A chegar ao final de mais um ano, assalta-nos um sentimento de frustração, resignação até, pelo que foram mais 12 meses de arrastamento de velhos problemas na região e no país. Pode parecer algo dramático e, porventura, exagerado, mas olhando em retrospectiva para 2025, é francamente confrangedor a inércia governativa face aos pequenos e grandes desafios da actualidade.

Pressão costeira

Após tudo o que já se disse e escreveu acerca de ordenamento do território e da necessidade em gerir meticulosamente a orla costeira, é com perplexidade que somos confrontados com a recente decisão da Câmara Municipal de Silves em autorizar (mais) um empreendimento turístico em Armação de Pera, junto à praia e em cima de arribas arenosas. Um projecto da década de 70, envolto num novelo de enredos e «estranhas» decisões governamentais, recebeu há semanas permissão municipal para instalar um hotel com 250 quartos, estacionamento e cave, piscinas interior e exterior, na única zona costeira daquela vila onde ainda havia umas réstias de falésias. Escusado dizer que este projecto, sob a famosa chancela dos «direitos adquiridos», indo contra todos os princípios de boa gestão territorial, obteve os devidos pareceres favoráveis para a sua implantação.

Casas amovíveis

Sobre isto, já muita tinta correu e os resultados estão à vista. Milhares de casas amovíveis, cabanas e contentores existem instalados em zonas rurais e de sensibilidade ecológica, sem qualquer controlo ou licenciamento. Há casos escandalosamente gritantes e outros sensíveis do ponto de vista social. Mas nada acontece e como tal continuam a proliferar. As denúncias avolumam-se, mas caem no esquecimento e na inoperância das instituições. A situação é bastante grave e está prestes a chegar a um ponto de não retorno – se é que já não chegou –, com consequências imprevisíveis, incluindo de segurança pública. Basta lembrar o incêndio ocorrido este ano no Barão de S. João, em Lagos, no qual arderam dezenas de «casas» dessa natureza.

Coesão territorial

Continuamos sem uma estratégia clara – nem uma vontade expressa, diga-se – em tentar colmatar os problemas de falta de coesão territorial. O interior continua a definhar, a despovoar-se e o litoral a encher e a massificar-se.
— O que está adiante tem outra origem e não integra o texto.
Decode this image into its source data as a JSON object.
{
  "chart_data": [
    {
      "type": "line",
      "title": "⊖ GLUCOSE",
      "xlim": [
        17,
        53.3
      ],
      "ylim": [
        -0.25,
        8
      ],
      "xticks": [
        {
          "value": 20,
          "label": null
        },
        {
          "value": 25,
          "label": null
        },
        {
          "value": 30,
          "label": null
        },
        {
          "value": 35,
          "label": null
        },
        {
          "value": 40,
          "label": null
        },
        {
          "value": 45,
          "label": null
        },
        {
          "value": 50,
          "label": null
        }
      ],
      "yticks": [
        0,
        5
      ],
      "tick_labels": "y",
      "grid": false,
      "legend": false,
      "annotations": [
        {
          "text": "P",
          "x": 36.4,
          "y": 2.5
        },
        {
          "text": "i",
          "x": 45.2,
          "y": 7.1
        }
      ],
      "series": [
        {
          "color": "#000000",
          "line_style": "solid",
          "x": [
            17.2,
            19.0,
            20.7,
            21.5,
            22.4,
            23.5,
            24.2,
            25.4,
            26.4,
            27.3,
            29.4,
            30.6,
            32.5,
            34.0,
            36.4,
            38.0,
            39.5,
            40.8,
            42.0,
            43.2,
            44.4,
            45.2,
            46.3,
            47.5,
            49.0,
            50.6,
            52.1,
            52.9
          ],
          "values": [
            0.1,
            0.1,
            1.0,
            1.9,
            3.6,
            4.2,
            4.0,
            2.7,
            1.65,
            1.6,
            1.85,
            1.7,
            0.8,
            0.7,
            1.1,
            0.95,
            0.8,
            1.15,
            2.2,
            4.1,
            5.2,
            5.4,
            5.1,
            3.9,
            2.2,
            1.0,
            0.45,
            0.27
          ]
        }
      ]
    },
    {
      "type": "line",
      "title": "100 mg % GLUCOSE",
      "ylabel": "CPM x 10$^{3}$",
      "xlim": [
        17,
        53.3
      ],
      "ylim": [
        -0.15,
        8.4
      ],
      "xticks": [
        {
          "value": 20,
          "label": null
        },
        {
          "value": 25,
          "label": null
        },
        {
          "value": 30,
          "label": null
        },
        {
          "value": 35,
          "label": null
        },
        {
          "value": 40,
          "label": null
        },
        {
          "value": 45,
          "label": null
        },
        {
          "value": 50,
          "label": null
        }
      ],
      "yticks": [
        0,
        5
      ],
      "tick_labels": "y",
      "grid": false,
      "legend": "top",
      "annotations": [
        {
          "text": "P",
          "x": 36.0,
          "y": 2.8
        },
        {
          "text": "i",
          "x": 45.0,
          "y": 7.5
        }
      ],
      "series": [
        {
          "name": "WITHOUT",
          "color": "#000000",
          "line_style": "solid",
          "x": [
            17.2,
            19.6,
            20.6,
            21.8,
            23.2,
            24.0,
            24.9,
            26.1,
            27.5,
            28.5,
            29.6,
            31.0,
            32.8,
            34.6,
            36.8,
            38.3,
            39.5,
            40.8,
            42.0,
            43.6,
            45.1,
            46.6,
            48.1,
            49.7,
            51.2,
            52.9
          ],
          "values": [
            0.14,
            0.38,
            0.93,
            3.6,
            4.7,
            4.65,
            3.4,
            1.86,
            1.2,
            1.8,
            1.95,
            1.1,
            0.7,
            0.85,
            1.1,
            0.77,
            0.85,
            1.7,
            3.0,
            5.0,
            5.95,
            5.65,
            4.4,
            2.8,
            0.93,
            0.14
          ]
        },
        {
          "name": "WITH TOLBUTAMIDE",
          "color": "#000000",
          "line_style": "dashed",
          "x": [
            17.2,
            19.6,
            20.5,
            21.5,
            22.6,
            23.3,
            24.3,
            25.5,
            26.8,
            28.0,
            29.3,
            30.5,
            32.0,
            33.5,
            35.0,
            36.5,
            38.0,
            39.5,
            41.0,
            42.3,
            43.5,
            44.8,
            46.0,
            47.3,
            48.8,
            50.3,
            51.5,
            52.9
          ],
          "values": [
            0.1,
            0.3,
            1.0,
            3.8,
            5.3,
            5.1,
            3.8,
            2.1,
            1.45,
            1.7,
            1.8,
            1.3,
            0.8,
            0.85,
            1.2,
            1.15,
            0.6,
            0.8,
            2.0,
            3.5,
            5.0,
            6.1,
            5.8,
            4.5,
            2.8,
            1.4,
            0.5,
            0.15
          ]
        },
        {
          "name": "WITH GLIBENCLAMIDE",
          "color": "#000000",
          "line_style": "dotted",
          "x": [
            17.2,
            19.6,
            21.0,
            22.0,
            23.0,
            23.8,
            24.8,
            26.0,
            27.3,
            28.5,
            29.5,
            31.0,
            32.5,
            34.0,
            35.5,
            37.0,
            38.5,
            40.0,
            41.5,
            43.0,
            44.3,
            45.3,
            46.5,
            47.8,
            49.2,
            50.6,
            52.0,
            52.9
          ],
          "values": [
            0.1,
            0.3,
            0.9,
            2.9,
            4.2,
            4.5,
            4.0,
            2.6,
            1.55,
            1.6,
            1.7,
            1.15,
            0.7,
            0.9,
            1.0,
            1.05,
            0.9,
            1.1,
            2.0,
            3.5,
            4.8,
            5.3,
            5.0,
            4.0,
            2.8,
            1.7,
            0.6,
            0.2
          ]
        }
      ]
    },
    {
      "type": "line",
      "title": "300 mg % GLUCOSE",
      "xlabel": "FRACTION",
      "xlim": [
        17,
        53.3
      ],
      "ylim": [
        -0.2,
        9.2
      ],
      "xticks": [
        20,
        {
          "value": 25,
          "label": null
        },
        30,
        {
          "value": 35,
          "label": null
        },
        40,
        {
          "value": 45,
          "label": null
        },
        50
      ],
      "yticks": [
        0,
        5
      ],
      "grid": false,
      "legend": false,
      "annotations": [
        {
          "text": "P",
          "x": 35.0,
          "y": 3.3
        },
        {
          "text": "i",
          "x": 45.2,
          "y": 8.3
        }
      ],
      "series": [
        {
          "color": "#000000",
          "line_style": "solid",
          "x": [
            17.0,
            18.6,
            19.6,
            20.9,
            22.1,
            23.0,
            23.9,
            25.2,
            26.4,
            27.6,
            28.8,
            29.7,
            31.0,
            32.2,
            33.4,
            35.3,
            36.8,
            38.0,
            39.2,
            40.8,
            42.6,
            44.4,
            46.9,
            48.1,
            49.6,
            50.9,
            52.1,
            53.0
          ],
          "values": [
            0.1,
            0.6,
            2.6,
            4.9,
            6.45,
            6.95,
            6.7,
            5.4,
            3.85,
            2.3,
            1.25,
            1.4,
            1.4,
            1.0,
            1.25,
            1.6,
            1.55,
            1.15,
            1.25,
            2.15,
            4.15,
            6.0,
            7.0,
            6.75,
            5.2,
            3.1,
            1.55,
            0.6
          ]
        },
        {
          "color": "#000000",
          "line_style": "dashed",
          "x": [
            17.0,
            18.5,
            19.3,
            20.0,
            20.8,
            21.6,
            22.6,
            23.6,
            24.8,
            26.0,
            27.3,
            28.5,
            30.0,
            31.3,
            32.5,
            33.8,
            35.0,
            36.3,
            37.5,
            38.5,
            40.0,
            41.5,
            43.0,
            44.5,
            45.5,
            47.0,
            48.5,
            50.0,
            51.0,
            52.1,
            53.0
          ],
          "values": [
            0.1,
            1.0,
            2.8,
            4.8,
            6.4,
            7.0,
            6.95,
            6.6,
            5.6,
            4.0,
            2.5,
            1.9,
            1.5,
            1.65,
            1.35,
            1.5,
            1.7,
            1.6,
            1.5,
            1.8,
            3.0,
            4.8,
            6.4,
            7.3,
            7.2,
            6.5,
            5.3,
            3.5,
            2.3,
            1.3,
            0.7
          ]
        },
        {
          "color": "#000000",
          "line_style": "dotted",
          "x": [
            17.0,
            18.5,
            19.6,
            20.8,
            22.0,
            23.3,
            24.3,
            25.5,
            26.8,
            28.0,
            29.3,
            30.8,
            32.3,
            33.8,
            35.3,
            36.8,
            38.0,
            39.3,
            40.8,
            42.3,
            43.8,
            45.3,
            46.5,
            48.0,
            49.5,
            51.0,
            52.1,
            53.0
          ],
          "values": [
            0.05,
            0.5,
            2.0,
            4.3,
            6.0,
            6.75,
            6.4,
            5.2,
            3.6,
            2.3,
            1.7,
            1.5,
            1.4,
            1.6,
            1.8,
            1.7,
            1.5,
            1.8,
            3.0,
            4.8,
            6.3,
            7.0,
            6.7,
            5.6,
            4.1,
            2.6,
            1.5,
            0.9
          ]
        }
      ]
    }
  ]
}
Ao mesmo tempo que celebramos os dados do turismo no Algarve e os recordes de afluência à região, temos municípios onde as crianças têm de despender várias horas por dia em deslocações para chegar às escolas de concelhos vizinhos por não as terem no seu. Aljezur, Monchique, Vila do Bispo e Alcoutim são disso exemplos. Num terço do território português, sobretudo as regiões do interior, os jovens têm de se deslocar mais de 40 quilómetros para irem à escola – nalguns casos mais de 100 quilómetros. Como refere um recente estudo desenvolvido pelo jornal Expresso e o laboratório de dados Nova Cidade, da NOVA IMS, as dificuldades de acessibilidade a escolas em numerosos concelhos do país, especialmente do interior, está a ajudar a «matar» essas terras.

Conservação da Natureza

Este é um «velho» recorrente tema, cujos problemas associados irão continuar por muito tempo, ainda que não faltem os discursos de conveniência ou os acordos internacionais para os resolver. Continuamos sem uma decisão sobre a futura (?) reserva natural da Lagoa dos Salgados. As áreas protegidas continuam desprotegidas e a gestão dos espaços naturais é uma miragem. Os atropelos são constantes e pouco se consegue mudar. Mas temos, por outro lado, uma estratégia nacional, planos de co-gestão ou compromissos europeus assumidos com metas especificas a atingir até 2030...

Tudo isto é, no mínimo, paradoxal. Ao mesmo tempo a que assistimos ao arrastar destas e outras situações, somos regularmente informados e avisados por especialistas e estudos técnicos que apontam caminhos completamente diferentes. O recentemente publicado «Relatório do Estado das Regiões e dos Municípios», produzido pelo Comité das Regiões Europeu (CR), identifica como uma das suas principais conclusões a necessidade em que as cidades e as regiões façam investimentos de larga escala na adaptação climática, especialmente, em soluções baseadas na natureza. Também ali se exigem políticas específicas para manter serviços e oportunidades locais nos territórios rurais, como forma de contrariar os fortes declínios populacionais sentidos e criar alguma esperança de desenvolvimento para os mesmos. Ora, nada mais longe da realidade em que vivemos.

E assim passam os anos, sem uma perspectiva de mudança no horizonte. Mas a esperança não morre. Estamos numa época fértil para esse sentimento e há que o preservar. Posto isto, é com sinceros votos de boas festas que me despeço e que renovemos a esperança para um 2026 mais sustentável e, já agora, mais pacífico e harmonioso.